中国と朝鮮のゴチャゴチャした時代の歴史を読んだ2022年02月04日

『隋唐帝国と古代朝鮮(世界の歴史6)』(礪波護・武田幸男/中央公論社/1997.1)
 『中華文明の誕生(世界の歴史2)』に続いて、時代がつながる次の巻を読んだ。

 『隋唐帝国と古代朝鮮(世界の歴史6)』(礪波護・武田幸男/中央公論社/1997.1)

 前半6割の西晋から唐までは礪波護氏が執筆、後半4割の朝鮮先史時代から新羅・渤海までは武田幸男氏が執筆している。

 前半は先日読んだばかりの『大唐帝国』(宮崎市定)の時代と重なり、頭に入りやすい。後半の古代朝鮮史は私には未知の世界なので読むのに苦労した。

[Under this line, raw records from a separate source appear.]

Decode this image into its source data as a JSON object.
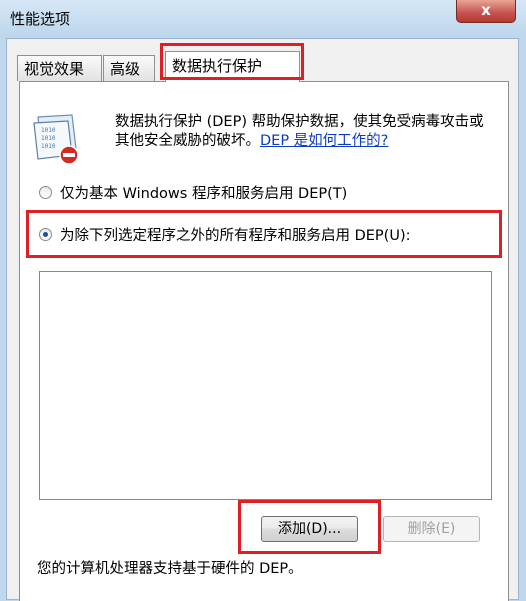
{
  "window": {
    "title": "性能选项",
    "close_label": "x"
  },
  "tabs": [
    {
      "label": "视觉效果"
    },
    {
      "label": "高级"
    },
    {
      "label": "数据执行保护"
    }
  ],
  "dep": {
    "description": "数据执行保护 (DEP) 帮助保护数据，使其免受病毒攻击或其他安全威胁的破坏。",
    "help_link": "DEP 是如何工作的?",
    "icon": "dep-shield-icon",
    "icon_text": "1010"
  },
  "options": {
    "essential_only": {
      "label": "仅为基本 Windows 程序和服务启用 DEP(T)",
      "checked": false
    },
    "all_except": {
      "label": "为除下列选定程序之外的所有程序和服务启用 DEP(U):",
      "checked": true
    }
  },
  "program_list": [],
  "buttons": {
    "add": "添加(D)...",
    "remove": "删除(E)"
  },
  "footer": "您的计算机处理器支持基于硬件的 DEP。",
  "colors": {
    "highlight": "#e01f25",
    "link": "#0b3cc5",
    "close": "#c75050"
  }
}
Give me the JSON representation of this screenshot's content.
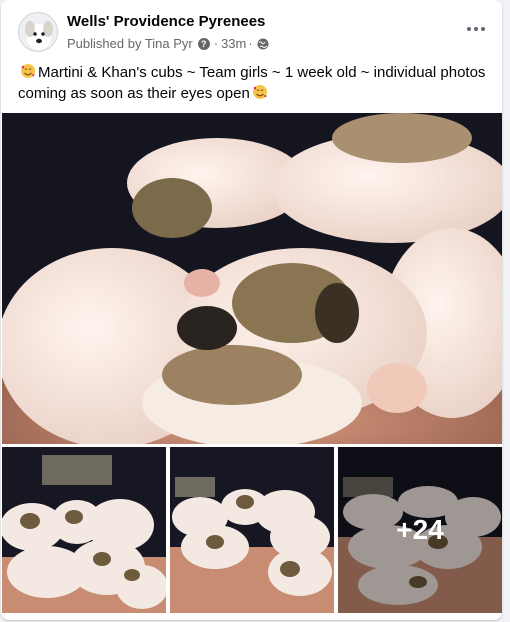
{
  "post": {
    "page_name": "Wells' Providence Pyrenees",
    "published_by": "Published by Tina Pyr",
    "time": "33m",
    "separator": "·",
    "text": "Martini & Khan's cubs ~ Team girls ~ 1 week old ~ individual photos coming as soon as their eyes open"
  },
  "photos": {
    "more_count": "+24"
  },
  "icons": {
    "more": "more-options-icon",
    "info": "question-icon",
    "privacy": "globe-icon",
    "emoji": "smiling-face-with-hearts-icon"
  },
  "colors": {
    "page_bg": "#f0f2f5",
    "card_bg": "#ffffff",
    "name": "#050505",
    "meta": "#65676b"
  }
}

 西晋から隋唐に至るまでの王朝は南北に分裂していて複雑だ。南は東晋、宋、斉、梁、陳、北は五胡十六国、北魏、東魏、西魏、北斉、北周と続き、隋が南北を統一する。似たような国名がゴチャゴチャ続く分裂時代を頭に入れるのは大変だ。受験生でなくてよかったと思う。

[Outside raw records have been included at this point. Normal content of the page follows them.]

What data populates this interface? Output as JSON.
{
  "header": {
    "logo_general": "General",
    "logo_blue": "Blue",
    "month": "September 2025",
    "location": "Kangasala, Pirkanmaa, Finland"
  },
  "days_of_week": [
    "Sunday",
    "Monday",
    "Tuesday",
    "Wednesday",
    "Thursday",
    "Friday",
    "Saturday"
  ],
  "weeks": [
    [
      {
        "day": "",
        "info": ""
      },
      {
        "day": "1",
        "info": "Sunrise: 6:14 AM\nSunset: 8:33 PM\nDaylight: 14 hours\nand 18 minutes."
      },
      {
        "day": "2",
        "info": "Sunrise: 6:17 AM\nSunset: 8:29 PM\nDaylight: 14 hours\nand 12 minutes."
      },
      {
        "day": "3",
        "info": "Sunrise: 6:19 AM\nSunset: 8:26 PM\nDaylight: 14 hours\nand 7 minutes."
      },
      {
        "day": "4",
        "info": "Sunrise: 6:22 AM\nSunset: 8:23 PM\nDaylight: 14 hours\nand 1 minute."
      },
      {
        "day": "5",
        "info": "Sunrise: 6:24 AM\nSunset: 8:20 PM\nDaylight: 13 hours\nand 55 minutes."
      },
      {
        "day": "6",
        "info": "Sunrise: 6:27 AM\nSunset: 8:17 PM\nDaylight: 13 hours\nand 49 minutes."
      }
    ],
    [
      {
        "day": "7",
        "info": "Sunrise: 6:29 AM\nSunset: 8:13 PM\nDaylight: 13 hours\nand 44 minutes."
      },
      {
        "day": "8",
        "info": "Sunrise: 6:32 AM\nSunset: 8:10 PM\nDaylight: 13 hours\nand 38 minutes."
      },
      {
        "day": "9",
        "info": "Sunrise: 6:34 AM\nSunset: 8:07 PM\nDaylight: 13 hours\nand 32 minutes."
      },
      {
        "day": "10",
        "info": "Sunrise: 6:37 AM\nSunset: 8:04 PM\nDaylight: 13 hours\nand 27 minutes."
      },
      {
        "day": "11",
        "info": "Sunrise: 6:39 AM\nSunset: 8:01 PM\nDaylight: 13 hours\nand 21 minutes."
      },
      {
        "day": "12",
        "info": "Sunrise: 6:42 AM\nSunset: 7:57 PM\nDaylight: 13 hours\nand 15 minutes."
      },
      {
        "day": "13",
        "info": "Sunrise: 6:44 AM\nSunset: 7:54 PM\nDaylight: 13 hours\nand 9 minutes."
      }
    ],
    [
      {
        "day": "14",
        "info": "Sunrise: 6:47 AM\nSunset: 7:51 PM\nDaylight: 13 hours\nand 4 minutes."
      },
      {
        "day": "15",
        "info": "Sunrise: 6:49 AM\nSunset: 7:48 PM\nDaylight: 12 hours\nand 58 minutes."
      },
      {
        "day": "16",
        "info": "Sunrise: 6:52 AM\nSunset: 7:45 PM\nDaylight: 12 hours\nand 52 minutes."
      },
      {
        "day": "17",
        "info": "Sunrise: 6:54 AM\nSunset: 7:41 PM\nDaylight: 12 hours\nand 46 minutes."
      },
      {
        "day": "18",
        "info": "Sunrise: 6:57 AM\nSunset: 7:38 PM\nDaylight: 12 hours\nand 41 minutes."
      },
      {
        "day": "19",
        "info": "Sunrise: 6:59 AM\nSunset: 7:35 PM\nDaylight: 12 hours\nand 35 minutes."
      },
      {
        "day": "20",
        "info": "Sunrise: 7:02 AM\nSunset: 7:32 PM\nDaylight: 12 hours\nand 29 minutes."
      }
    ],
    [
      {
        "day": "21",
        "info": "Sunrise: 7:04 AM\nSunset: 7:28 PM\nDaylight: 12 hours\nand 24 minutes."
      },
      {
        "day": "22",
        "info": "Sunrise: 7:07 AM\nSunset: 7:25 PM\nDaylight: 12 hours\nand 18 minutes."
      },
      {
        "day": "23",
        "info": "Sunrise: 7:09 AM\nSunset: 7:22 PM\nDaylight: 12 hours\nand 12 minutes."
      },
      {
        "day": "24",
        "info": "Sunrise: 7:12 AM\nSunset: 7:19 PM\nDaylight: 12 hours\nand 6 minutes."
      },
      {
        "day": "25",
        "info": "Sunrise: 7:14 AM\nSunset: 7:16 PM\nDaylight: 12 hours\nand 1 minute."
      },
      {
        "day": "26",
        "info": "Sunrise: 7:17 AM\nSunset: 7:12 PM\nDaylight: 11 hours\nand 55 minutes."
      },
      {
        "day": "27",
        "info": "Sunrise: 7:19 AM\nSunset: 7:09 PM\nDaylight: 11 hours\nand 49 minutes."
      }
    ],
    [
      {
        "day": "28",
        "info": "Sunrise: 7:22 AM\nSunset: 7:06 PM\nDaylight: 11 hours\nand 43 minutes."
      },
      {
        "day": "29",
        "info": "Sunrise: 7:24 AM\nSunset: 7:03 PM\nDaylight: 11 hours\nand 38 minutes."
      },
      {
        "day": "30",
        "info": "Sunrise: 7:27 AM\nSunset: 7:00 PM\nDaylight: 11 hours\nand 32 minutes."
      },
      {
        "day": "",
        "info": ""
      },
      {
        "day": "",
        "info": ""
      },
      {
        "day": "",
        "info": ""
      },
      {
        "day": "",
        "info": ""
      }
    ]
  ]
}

 南北に分かれた時代、北は五胡(匈奴・鮮卑・羯・氐・羌)など北方遊牧民系の非漢族の王朝で、南は漢族系の王朝だ。南北を統一した隋唐は北の鮮卑族拓跋部だと知ったのは比較的最近で、それまで私は隋唐は漢族の王朝だと思っていた。

 本書を読むと、この問題のややこしさがわかる。著者は初めの方で次のように述べている。

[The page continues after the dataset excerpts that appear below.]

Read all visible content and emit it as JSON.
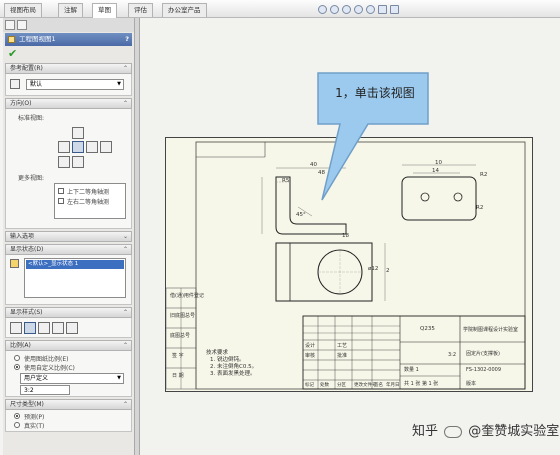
{
  "tabs": [
    {
      "label": "视图布局",
      "active": false
    },
    {
      "label": "注解",
      "active": false
    },
    {
      "label": "草图",
      "active": true
    },
    {
      "label": "评估",
      "active": false
    },
    {
      "label": "办公室产品",
      "active": false
    }
  ],
  "panel": {
    "title": "工程图视图1",
    "help": "?",
    "ok": "✔",
    "sections": {
      "ref_config": {
        "header": "参考配置(R)",
        "value": "默认"
      },
      "orientation": {
        "header": "方向(O)",
        "standard_views": "标准视图:",
        "more_views": "更多视图:",
        "more_items": [
          "上下二等角轴测",
          "左右二等角轴测"
        ]
      },
      "import": {
        "header": "输入选项"
      },
      "display_state": {
        "header": "显示状态(D)",
        "value": "<默认>_显示状态 1"
      },
      "display_style": {
        "header": "显示样式(S)"
      },
      "scale": {
        "header": "比例(A)",
        "opt1": "使用图纸比例(E)",
        "opt2": "使用自定义比例(C)",
        "custom_select": "用户定义",
        "value": "3:2"
      },
      "dim_type": {
        "header": "尺寸类型(M)",
        "opt1": "预测(P)",
        "opt2": "真实(T)"
      }
    }
  },
  "callout": {
    "text": "1，单击该视图"
  },
  "drawing": {
    "dims": [
      "40",
      "48",
      "R5",
      "10",
      "14",
      "R2",
      "45°",
      "18",
      "ø12",
      "2",
      "R2"
    ],
    "notes_title": "技术要求",
    "notes": [
      "1. 锐边倒钝。",
      "2. 未注倒角C0.5。",
      "3. 表面发黑处理。"
    ],
    "left_labels": [
      "借(通)用件登记",
      "旧底图总号",
      "底图总号",
      "签 字",
      "日 期"
    ],
    "title_block": {
      "material": "Q235",
      "company": "学院制图课程设计实验室",
      "part": "固定片(支撑板)",
      "scale": "3:2",
      "qty": "数量 1",
      "drawing_no": "FS-1302-0009",
      "sheet": "共 1 张 第 1 张",
      "version": "版本"
    },
    "tb_labels": [
      "设计",
      "审核",
      "工艺",
      "批准",
      "标记",
      "处数",
      "分区",
      "更改文件号",
      "签名",
      "年月日"
    ]
  },
  "watermark": {
    "text_left": "知乎",
    "text_right": "@奎赞城实验室"
  },
  "colors": {
    "title_bg": "#5778b2",
    "callout": "#8cc0ea",
    "sheet": "#f7f7e9"
  }
}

 「隋王朝の皇室楊氏や唐王朝の皇室李氏が、はたして名門の漢族なのか、あるいは鮮卑族なのか、という問題については、後章であらためて取り上げる。」

 確かに後章でいろいろな史実を紹介しているが、明解な結論を述べているようには思えない。隋や唐の皇室は漢族の名門貴族に連なっているようにふるまい、史書の書き換えなどもしている。周囲からはミエミエだったらしいが。

 混血もあっただろうし、この時代に「民族」があったわけではない。民族はなくても貴族はあった。おのれの血統を高貴なものに粉飾する欲求は古代から連綿と続いているようだ。

 本書後半の古代朝鮮史はややこしくて、あまり頭に入っていない。中国から流れてきた人々や地元の人々が織りなす歴史はかなり複雑だ。内部紛争と外圧が絡んだ合従連衡のくり返しはどの時代のどの地域でも共通の事象に思われる。

 あらためて認識したのは、古代朝鮮が古代日本とかなり密接に絡まっていることだ。百済経由の仏教伝来や白村江の戦いの他にも興味深い話がいろいろある。日本の前方後円墳とそっくりの墓が、朝鮮の南部で10基あまり確認されているそうだ。